HSP27 is a member of the HSPs family and has been stated to regulate the functions of the AR, such as AR cytoplasmic/nuclear translocation and AR transactivation [
6,
21]. Studies confirm that gain and loss of function of HSP27 are strongly related to the expression of the AR in myogenic cells and prostate cancer cells [
22,
23]. We also found that
HSP27 knock-down significantly decreased the level of AR protein, but no difference could be found in the level of AR mRNA, which suggests that HSP27 might only regulate the protein translation of AR in MABC cells. However, Stope et al. [
23] stated that the decrease in the AR protein level is paralleled with a down-regulation in AR mRNA levels.

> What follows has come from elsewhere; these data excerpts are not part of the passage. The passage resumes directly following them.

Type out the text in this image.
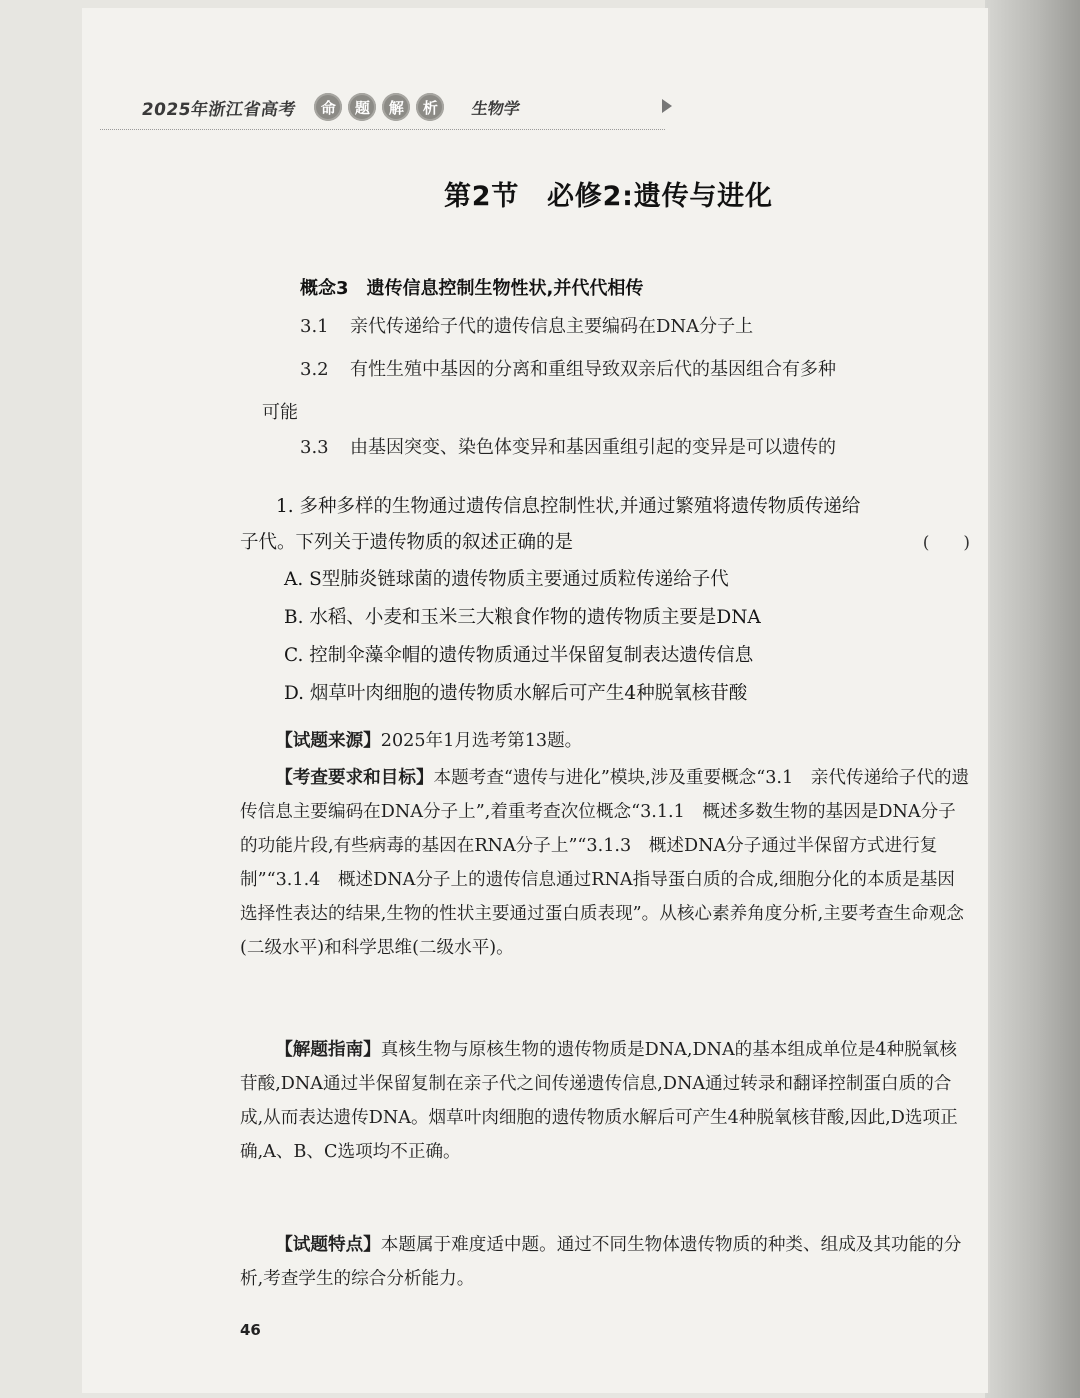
2025年浙江省高考	命	题	解	析	生物学
第2节　必修2:遗传与进化
概念3　遗传信息控制生物性状,并代代相传
3.1 亲代传递给子代的遗传信息主要编码在DNA分子上
3.2 有性生殖中基因的分离和重组导致双亲后代的基因组合有多种
可能
3.3 由基因突变、染色体变异和基因重组引起的变异是可以遗传的

1. 多种多样的生物通过遗传信息控制性状,并通过繁殖将遗传物质传递给

子代。下列关于遗传物质的叙述正确的是	(　　)

A. S型肺炎链球菌的遗传物质主要通过质粒传递给子代

B. 水稻、小麦和玉米三大粮食作物的遗传物质主要是DNA

C. 控制伞藻伞帽的遗传物质通过半保留复制表达遗传信息

D. 烟草叶肉细胞的遗传物质水解后可产生4种脱氧核苷酸

【试题来源】2025年1月选考第13题。

【考查要求和目标】本题考查“遗传与进化”模块,涉及重要概念“3.1　亲代传递给子代的遗传信息主要编码在DNA分子上”,着重考查次位概念“3.1.1　概述多数生物的基因是DNA分子的功能片段,有些病毒的基因在RNA分子上”“3.1.3　概述DNA分子通过半保留方式进行复制”“3.1.4　概述DNA分子上的遗传信息通过RNA指导蛋白质的合成,细胞分化的本质是基因选择性表达的结果,生物的性状主要通过蛋白质表现”。从核心素养角度分析,主要考查生命观念(二级水平)和科学思维(二级水平)。

【解题指南】真核生物与原核生物的遗传物质是DNA,DNA的基本组成单位是4种脱氧核苷酸,DNA通过半保留复制在亲子代之间传递遗传信息,DNA通过转录和翻译控制蛋白质的合成,从而表达遗传DNA。烟草叶肉细胞的遗传物质水解后可产生4种脱氧核苷酸,因此,D选项正确,A、B、C选项均不正确。

【试题特点】本题属于难度适中题。通过不同生物体遗传物质的种类、组成及其功能的分析,考查学生的综合分析能力。

46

This difference might be owing to the different cancer cells used for the research; however, the related mechanism should be further analyzed.

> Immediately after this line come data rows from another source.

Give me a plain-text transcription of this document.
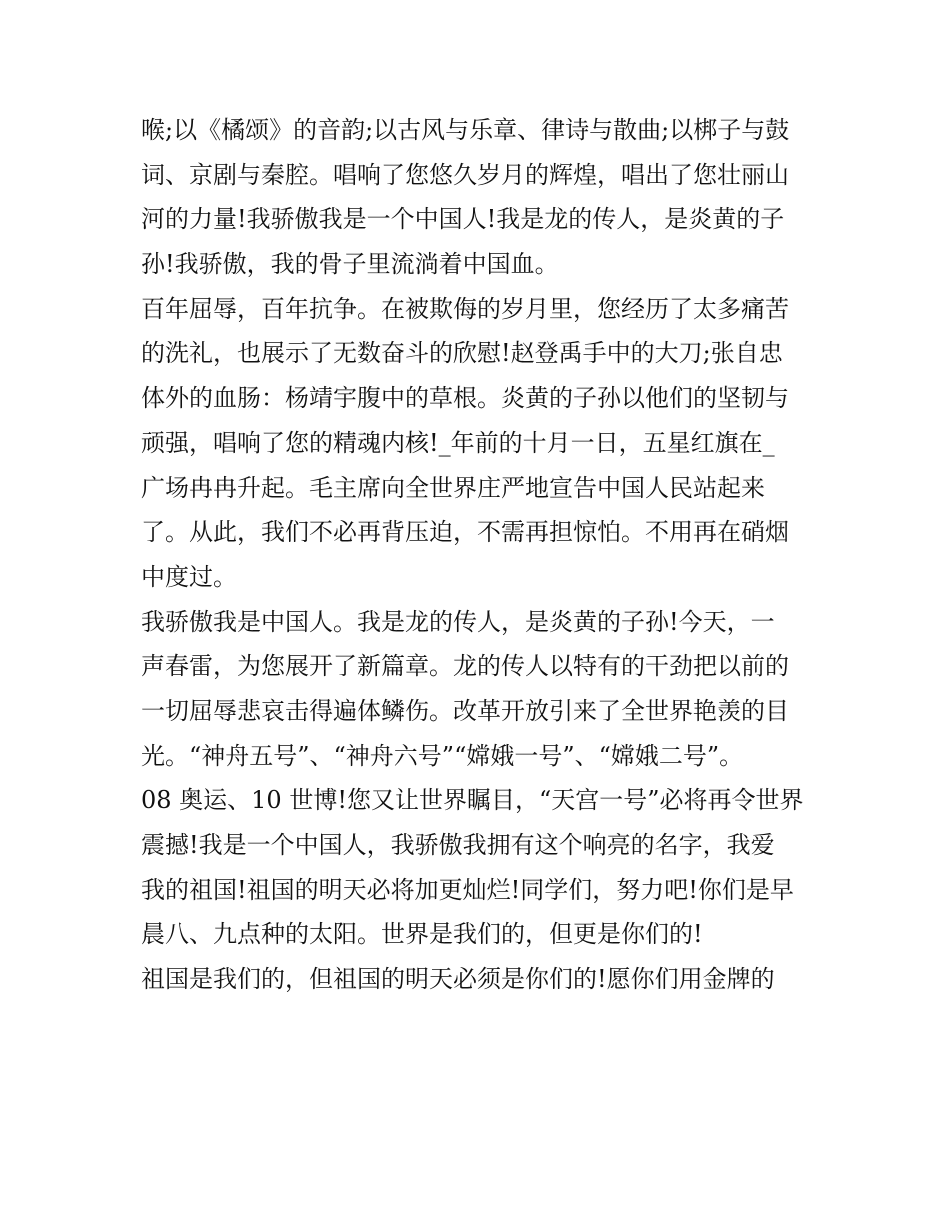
喉;以《橘颂》的音韵;以古风与乐章、律诗与散曲;以梆子与鼓
词、京剧与秦腔。唱响了您悠久岁月的辉煌，唱出了您壮丽山
河的力量!我骄傲我是一个中国人!我是龙的传人，是炎黄的子
孙!我骄傲，我的骨子里流淌着中国血。

百年屈辱，百年抗争。在被欺侮的岁月里，您经历了太多痛苦
的洗礼，也展示了无数奋斗的欣慰!赵登禹手中的大刀;张自忠
体外的血肠：杨靖宇腹中的草根。炎黄的子孙以他们的坚韧与
顽强，唱响了您的精魂内核!_年前的十月一日，五星红旗在_
广场冉冉升起。毛主席向全世界庄严地宣告中国人民站起来
了。从此，我们不必再背压迫，不需再担惊怕。不用再在硝烟
中度过。

我骄傲我是中国人。我是龙的传人，是炎黄的子孙!今天，一
声春雷，为您展开了新篇章。龙的传人以特有的干劲把以前的
一切屈辱悲哀击得遍体鳞伤。改革开放引来了全世界艳羡的目
光。“神舟五号”、“神舟六号”“嫦娥一号”、“嫦娥二号”。

08 奥运、10 世博!您又让世界瞩目，“天宫一号”必将再令世界
震撼!我是一个中国人，我骄傲我拥有这个响亮的名字，我爱
我的祖国!祖国的明天必将加更灿烂!同学们，努力吧!你们是早
晨八、九点种的太阳。世界是我们的，但更是你们的!

祖国是我们的，但祖国的明天必须是你们的!愿你们用金牌的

In malignant tumor cells, the expression of HSP27 is obviously high [
24,
25]. The main mechanism by which the AR and HSP27 regulate the malignant behavior of MABC may rely on the the androgen-triggered phosphorylation of HSP27 that accompanies the AR tanslocation from the cytoplasm to the nucleus where the AR interacts with androgen response elements to promote its genomic activity. HSP27 is directly phosphorylated at three serine residues via the p38 mitogen-activated protein kinase (MAPK) pathway, which affects its subcellular distribution [
26‐
28]. The phosphorylation sites at serine 78 and 82 are identified as the predominant residues of HSP27, and serine 78 can be substituted by asparagine in some animals, but serine 82 is conserved throughout the animals [
9]. In MABC cells, deleting residue serine 82 of the HSP27 phosphorylation sites induced a significant decrease in the expression levels of AR in the nucleus compared to the control group, which indicated that HSP27 phosphorylation at serine 82 might be the critical site for AR cytoplasmic and nuclear translocation.

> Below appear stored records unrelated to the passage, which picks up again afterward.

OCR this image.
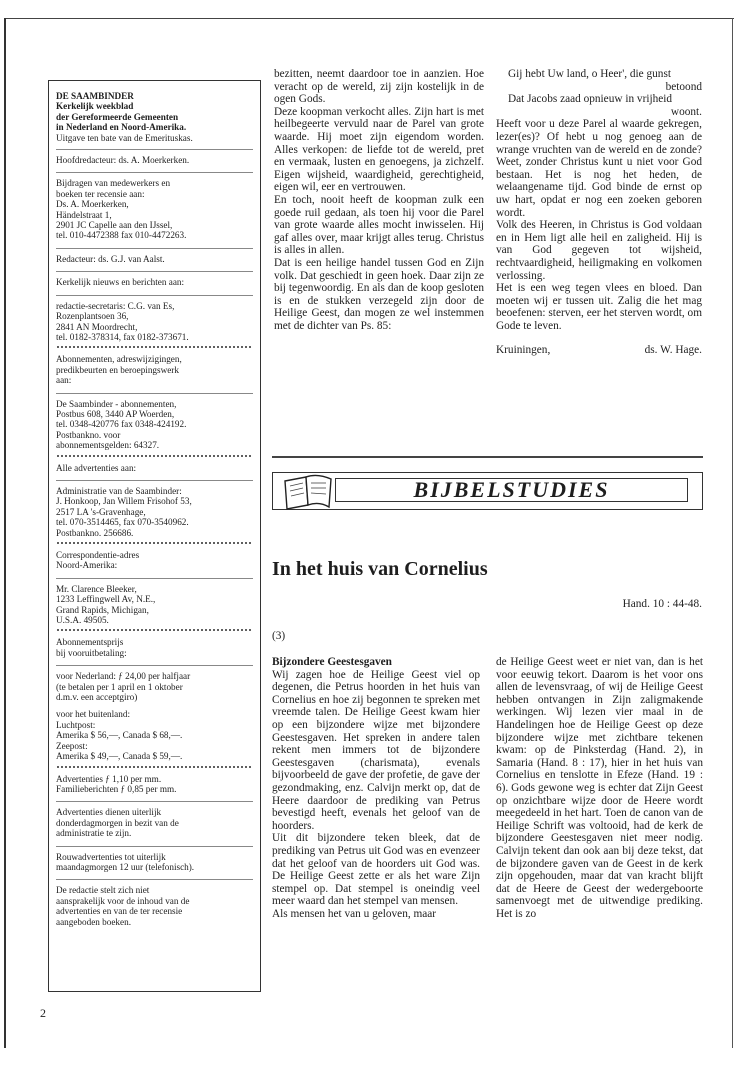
DE SAAMBINDER
Kerkelijk weekblad
der Gereformeerde Gemeenten
in Nederland en Noord-Amerika.
Uitgave ten bate van de Emerituskas.
Hoofdredacteur: ds. A. Moerkerken.
Bijdragen van medewerkers en
boeken ter recensie aan:
Ds. A. Moerkerken,
Händelstraat 1,
2901 JC Capelle aan den IJssel,
tel. 010-4472388 fax 010-4472263.
Redacteur: ds. G.J. van Aalst.
Kerkelijk nieuws en berichten aan:
redactie-secretaris: C.G. van Es,
Rozenplantsoen 36,
2841 AN Moordrecht,
tel. 0182-378314, fax 0182-373671.
Abonnementen, adreswijzigingen,
predikbeurten en beroepingswerk
aan:
De Saambinder - abonnementen,
Postbus 608, 3440 AP Woerden,
tel. 0348-420776 fax 0348-424192.
Postbankno. voor
abonnementsgelden: 64327.
Alle advertenties aan:
Administratie van de Saambinder:
J. Honkoop, Jan Willem Frisohof 53,
2517 LA 's-Gravenhage,
tel. 070-3514465, fax 070-3540962.
Postbankno. 256686.
Correspondentie-adres
Noord-Amerika:
Mr. Clarence Bleeker,
1233 Leffingwell Av, N.E.,
Grand Rapids, Michigan,
U.S.A. 49505.
Abonnementsprijs
bij vooruitbetaling:
voor Nederland: ƒ 24,00 per halfjaar
(te betalen per 1 april en 1 oktober
d.m.v. een acceptgiro)
voor het buitenland:
Luchtpost:
Amerika $ 56,—, Canada $ 68,—.
Zeepost:
Amerika $ 49,—, Canada $ 59,—.
Advertenties ƒ 1,10 per mm.
Familieberichten ƒ 0,85 per mm.
Advertenties dienen uiterlijk
donderdagmorgen in bezit van de
administratie te zijn.
Rouwadvertenties tot uiterlijk
maandagmorgen 12 uur (telefonisch).
De redactie stelt zich niet
aansprakelijk voor de inhoud van de
advertenties en van de ter recensie
aangeboden boeken.

bezitten, neemt daardoor toe in aanzien. Hoe veracht op de wereld, zij zijn kostelijk in de ogen Gods.

Deze koopman verkocht alles. Zijn hart is met heilbegeerte vervuld naar de Parel van grote waarde. Hij moet zijn eigendom worden. Alles verkopen: de liefde tot de wereld, pret en vermaak, lusten en genoegens, ja zichzelf. Eigen wijsheid, waardigheid, gerechtigheid, eigen wil, eer en vertrouwen.

En toch, nooit heeft de koopman zulk een goede ruil gedaan, als toen hij voor die Parel van grote waarde alles mocht inwisselen. Hij gaf alles over, maar krijgt alles terug. Christus is alles in allen.

Dat is een heilige handel tussen God en Zijn volk. Dat geschiedt in geen hoek. Daar zijn ze bij tegenwoordig. En als dan de koop gesloten is en de stukken verzegeld zijn door de Heilige Geest, dan mogen ze wel instemmen met de dichter van Ps. 85:

Gij hebt Uw land, o Heer', die gunst

betoond

Dat Jacobs zaad opnieuw in vrijheid

woont.

Heeft voor u deze Parel al waarde gekregen, lezer(es)? Of hebt u nog genoeg aan de wrange vruchten van de wereld en de zonde? Weet, zonder Christus kunt u niet voor God bestaan. Het is nog het heden, de welaangename tijd. God binde de ernst op uw hart, opdat er nog een zoeken geboren wordt.

Volk des Heeren, in Christus is God voldaan en in Hem ligt alle heil en zaligheid. Hij is van God gegeven tot wijsheid, rechtvaardigheid, heiligmaking en volkomen verlossing.

Het is een weg tegen vlees en bloed. Dan moeten wij er tussen uit. Zalig die het mag beoefenen: sterven, eer het sterven wordt, om Gode te leven.

Kruiningen,	ds. W. Hage.
BIJBELSTUDIES
In het huis van Cornelius
Hand. 10 : 44-48.
(3)

Bijzondere Geestesgaven

Wij zagen hoe de Heilige Geest viel op degenen, die Petrus hoorden in het huis van Cornelius en hoe zij begonnen te spreken met vreemde talen. De Heilige Geest kwam hier op een bijzondere wijze met bijzondere Geestesgaven. Het spreken in andere talen rekent men immers tot de bijzondere Geestesgaven (charismata), evenals bijvoorbeeld de gave der profetie, de gave der gezondmaking, enz. Calvijn merkt op, dat de Heere daardoor de prediking van Petrus bevestigd heeft, evenals het geloof van de hoorders.

Uit dit bijzondere teken bleek, dat de prediking van Petrus uit God was en evenzeer dat het geloof van de hoorders uit God was. De Heilige Geest zette er als het ware Zijn stempel op. Dat stempel is oneindig veel meer waard dan het stempel van mensen.

Als mensen het van u geloven, maar

de Heilige Geest weet er niet van, dan is het voor eeuwig tekort. Daarom is het voor ons allen de levensvraag, of wij de Heilige Geest hebben ontvangen in Zijn zaligmakende werkingen. Wij lezen vier maal in de Handelingen hoe de Heilige Geest op deze bijzondere wijze met zichtbare tekenen kwam: op de Pinksterdag (Hand. 2), in Samaria (Hand. 8 : 17), hier in het huis van Cornelius en tenslotte in Efeze (Hand. 19 : 6). Gods gewone weg is echter dat Zijn Geest op onzichtbare wijze door de Heere wordt meegedeeld in het hart. Toen de canon van de Heilige Schrift was voltooid, had de kerk de bijzondere Geestesgaven niet meer nodig. Calvijn tekent dan ook aan bij deze tekst, dat de bijzondere gaven van de Geest in de kerk zijn opgehouden, maar dat van kracht blijft dat de Heere de Geest der wedergeboorte samenvoegt met de uitwendige prediking. Het is zo

2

Several studies have confirmed that the positive expression of AR is significantly associated with poor survival, and increased mortality in AR-positive triple negative breast cancer (TNBC) [
3,
29‐
31]. HSP27 is reported to be associated with a decreased survival in breast cancer [
32]. In accordance with clinical research, we found that DHT treatment increased xenograft tumor volume and distant metastasis, while HSP27 knock-down inhibited tumor growth greatly, which indicated that the AR and HSP27 might interact with each other and co-influence the development of MABC. Studies have stated that AR antagonists are able to induce breast cancer cell apoptosis and decrease tumor proliferation significantly in TNBC cell lines [
33,
34]. In addition, the HSP second generation antisense oligonucleotide targeting HSP27 can increase drug efficacy in pancreatic and prostate cancer xenograft models [
35‐
37]. Based on these results, although no valid endocrine therapy is suggested for MABC, the combination of AR antagonists and HSP27 inhibitors could be a potential therapeutic regimen. Of course, more xenograft models and clinical trials should be carried out to confirm this hypothesis.
Conclusions
In conclusion, this study confirmed that activation of AR and HSP27 by androgen could increase the proliferative ability of MABC cells and the growth of xenograft tumors. HSP27 phosphorylation on residue serine 82, induced by androgen, played a critical role in the process of AR translocation from the cytoplasm to the nucleus. The AR and HSP27 could form a protein complex, which was the main factor in AR regulating the malignancy behavior of tumor cells, and could present a new therapeutic regimen in clinical therapies of MABC.